Her expression of this comfort in her sexuality can be seen in her video for “Rewind,” which shares the vibe of the Herb Ritts-directed music video for Janet Jackson’s “Love Will Never Do (Without You).”
Watching the video for “Rewind,” directed by Eric K. Yeu, a London-based photographer best known for his work with Ratking, King Krule, and R&B newcomer Okay Kaya, you can’t help but notice parallels. The focused shots of Jackson’s bare midriff are mimicked in the “Rewind” video, but the power dynamic is between Kelela and the viewer, with the camera directly beneath her at times while she dances. “I really like going there—it’s so gratifying,” Kelela explains. Her goal is to make the conversation around sex both accessible and thought-provoking. The message is two-fold: “I think it’s ‘Love it’ and ‘be experiencing depth around sex outside of purely simple tropes.’ I’m really wanting to convey the complexity,” she says. “As a woman it oftentimes means that I am turning some trope on its head, or I’m getting to flip that thing.” Such is the case in Hallucinogen’s “Gomenasai,” a declarative claim to sexual domination layered over Ma Nguzu’s interpretation of a grime beat. The grime world, and the UK club scene in general would be an natural home for Kelela, a sexually confident, innovative pop singer with an attraction to early grime, jungle, and future club sounds.
For Kelela, London’s music scene has always been as a positive space—many of her close friends and collaborators live there, and her current partner is a Londoner. Seeing the music industry from the other side of the Atlantic has proven valuable to her strategy. “The UK market is quite quickly responsive. It operates in a different way because it’s small,” she explains, noting the vast difference in the U.S. music industry. “In the U.S. you’re not in the game if you don’t have a certain type of support.” Even as the rigid barriers between the underground and the mainstream music worlds start to crumble, it’s a relatively new phenomenon to see niche producers participating in global pop in a visible way.

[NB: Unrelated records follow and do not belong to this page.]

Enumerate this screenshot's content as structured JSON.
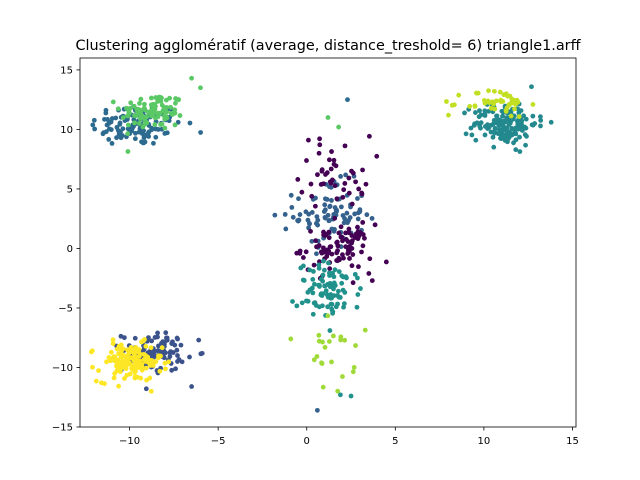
{
  "chart_data": {
    "type": "scatter",
    "title": "Clustering agglomératif (average, distance_treshold= 6) triangle1.arff",
    "xlabel": "",
    "ylabel": "",
    "xlim": [
      -12.8,
      15.2
    ],
    "ylim": [
      -15,
      16
    ],
    "xticks": [
      -10,
      -5,
      0,
      5,
      10,
      15
    ],
    "yticks": [
      -15,
      -10,
      -5,
      0,
      5,
      10,
      15
    ],
    "xtick_labels": [
      "−10",
      "−5",
      "0",
      "5",
      "10",
      "15"
    ],
    "ytick_labels": [
      "−15",
      "−10",
      "−5",
      "0",
      "5",
      "10",
      "15"
    ],
    "grid": false,
    "legend": "none",
    "clusters": [
      {
        "color": "#2c6b8f",
        "center": [
          -9.6,
          10.4
        ],
        "spread": [
          1.3,
          0.9
        ],
        "count": 120
      },
      {
        "color": "#5ac864",
        "center": [
          -8.7,
          11.5
        ],
        "spread": [
          0.9,
          0.8
        ],
        "count": 100
      },
      {
        "color": "#34618d",
        "center": [
          1.3,
          2.8
        ],
        "spread": [
          1.0,
          1.4
        ],
        "count": 90
      },
      {
        "color": "#440154",
        "center": [
          1.6,
          6.5
        ],
        "spread": [
          1.0,
          1.5
        ],
        "count": 45
      },
      {
        "color": "#440154",
        "center": [
          1.7,
          0.0
        ],
        "spread": [
          1.0,
          1.0
        ],
        "count": 90
      },
      {
        "color": "#21918c",
        "center": [
          1.3,
          -3.6
        ],
        "spread": [
          0.9,
          1.2
        ],
        "count": 90
      },
      {
        "color": "#a0da39",
        "center": [
          1.5,
          -9.0
        ],
        "spread": [
          0.6,
          1.6
        ],
        "count": 22
      },
      {
        "color": "#3b528b",
        "center": [
          -8.6,
          -8.7
        ],
        "spread": [
          0.9,
          0.8
        ],
        "count": 110
      },
      {
        "color": "#fde725",
        "center": [
          -10.0,
          -9.6
        ],
        "spread": [
          0.9,
          0.8
        ],
        "count": 140
      },
      {
        "color": "#23898e",
        "center": [
          11.2,
          10.5
        ],
        "spread": [
          0.9,
          0.9
        ],
        "count": 150
      },
      {
        "color": "#c2df23",
        "center": [
          10.7,
          12.2
        ],
        "spread": [
          0.9,
          0.6
        ],
        "count": 45
      }
    ],
    "extra_points": [
      {
        "x": 2.3,
        "y": 12.5,
        "color": "#2c6b8f"
      },
      {
        "x": 1.2,
        "y": 11.0,
        "color": "#5ac864"
      },
      {
        "x": 1.8,
        "y": 10.2,
        "color": "#5ac864"
      },
      {
        "x": -6.5,
        "y": 14.3,
        "color": "#5ac864"
      },
      {
        "x": -6.0,
        "y": 13.5,
        "color": "#5ac864"
      },
      {
        "x": -1.8,
        "y": 2.8,
        "color": "#34618d"
      },
      {
        "x": -0.9,
        "y": -7.6,
        "color": "#a0da39"
      },
      {
        "x": 0.6,
        "y": -13.6,
        "color": "#34618d"
      },
      {
        "x": 2.5,
        "y": -12.4,
        "color": "#21918c"
      },
      {
        "x": 1.9,
        "y": -12.3,
        "color": "#21918c"
      },
      {
        "x": 3.7,
        "y": -2.7,
        "color": "#440154"
      },
      {
        "x": -12.1,
        "y": -8.6,
        "color": "#fde725"
      },
      {
        "x": -6.5,
        "y": -11.6,
        "color": "#3b528b"
      },
      {
        "x": -6.1,
        "y": -7.7,
        "color": "#3b528b"
      },
      {
        "x": 8.0,
        "y": 11.2,
        "color": "#c2df23"
      },
      {
        "x": 13.8,
        "y": 10.6,
        "color": "#23898e"
      },
      {
        "x": 11.8,
        "y": 8.3,
        "color": "#23898e"
      }
    ]
  }
}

“The big examples are Kanye’s record, Drake’s record—these are the first instances where you’re hearing our homies in that context, and I think that’s something that has allowed everybody to feel really hopeful about how much their music can circulate, how much their sound can circulate.” While mainstream pop’s palate might be growing more adventurous, the equation usually involves a big name vocalist or rapper elevating the profile of an obscure producer. Compared to Kanye and Drake, Kelela has a long way to go. The single name is a good start.
When I ask her if she wants to be a pop star, she drops her head and takes a deep breath before answering. “I am not playing. Girl, I am not playing. This isn’t me trying to be artsy. I am trying to communicate with as many fucking people as possible.” Currently, Kelela is in the process of negotiating a label deal that will give her the infrastructure to make as big of a splash as possible with her forthcoming album. Though her focus has remained sharply on mastering the album and promoting the Hallucinogen EP since our conversation, she traveled to New York in August to perform at Afropunk Fest.
I dial her a week after the festival to ask about the experience. It’s around 9 a.m. PST and “Rewind” is set to premiere on Apple Music in a few hours. She is en route home from LAX after flying back on the red eye from New York, and she is groggy but straightforward in her assessment of the experience.
“For me, Afropunk is a moment of solace. It’s a reassurance that I am ready and know what I need to do to come into my black womanhood, find language and create a space for myself in the context of what’s considered pop in general and electronic music. I’m seizing my power—whatever power I can—wielding it for good.”